A donor can make either or both, but before the attorney has any authority the documents must be registered with the Public Guardianship Office in London. There is a registration fee payable of 150 per document.
The advantage of LPAs is that they are not revoked by a subsequent loss of capacity. If the donor becomes unable to deal with their financial affairs, the attorney can carry on and manage these on the donor’s behalf. Remember – if you don’t have an appropriate LPA or EPA, and you lose capacity, you may find that your loved ones have to go through the delay, stress and expense of an application to the Court of Protection.
What are the alternatives?
General Powers of Attorney s10 Powers of Attorney Act 1971
These are quite straightforward authorisations which can be used for wide ranging use or specific periods or events, such as the sale of a property if it is in your sole name. They are ideal, for example, where someone has to spend time abroad and needs to entrust the management of business or financial interests to their spouse. They can only be used for the management of financial affairs and cannot cover personal welfare. The attorney can do anything he thinks fit in relation to the donor’s property and affairs.
General Powers do not give attorneys any powers to carry out the donor’s role as a trustee: this would be the case where property is owned by more than one person went joint owners are treated as trustees of the property.
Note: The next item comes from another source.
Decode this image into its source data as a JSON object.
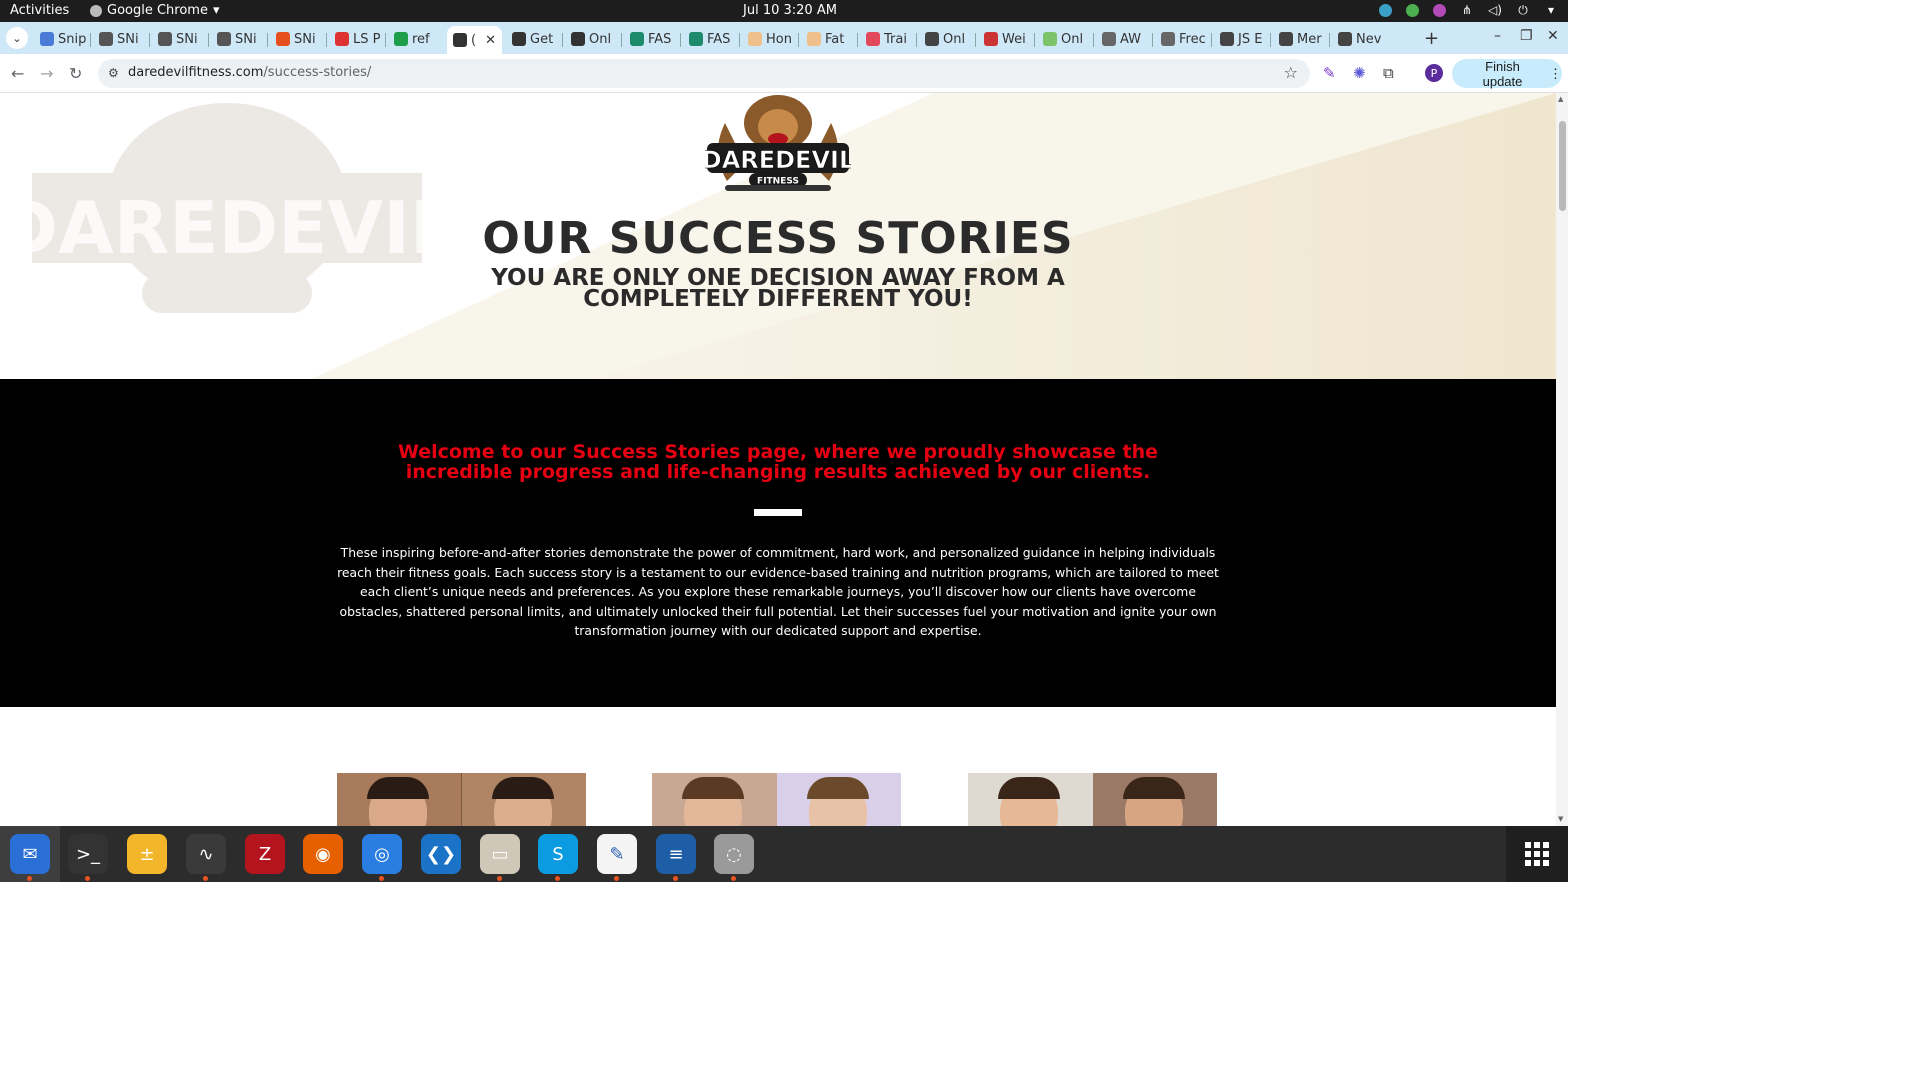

I would not cover you if you are an executor or trustee of someone’s will: a specific power of attorney will be needed to cover this.
General Powers automatically end if the donor dies, loses mental capacity or becomes bankrupt otherwise, the power remains valid until it is revoked (best done in writing): although it is common for powers to be granted for a specific period to cover, for example, absence abroad.
Trustee Powers of Attorney (s25 Trustee Act 1925)
These are similar to General Powers but can be used specifically in connection with trusts of which you are a trustee or for sale of property where you are a joint owner. They cannot last for more than 12 months. Where you are joint owner of property, it is advisable to appoint a 3rd party rather than your co-owner.
Trustee Powers automatically end 12 months from the making of the power, if the donor dies, loses mental capacity or becomes bankrupt, otherwise, the power remains valid until it is revoked (best done in writing).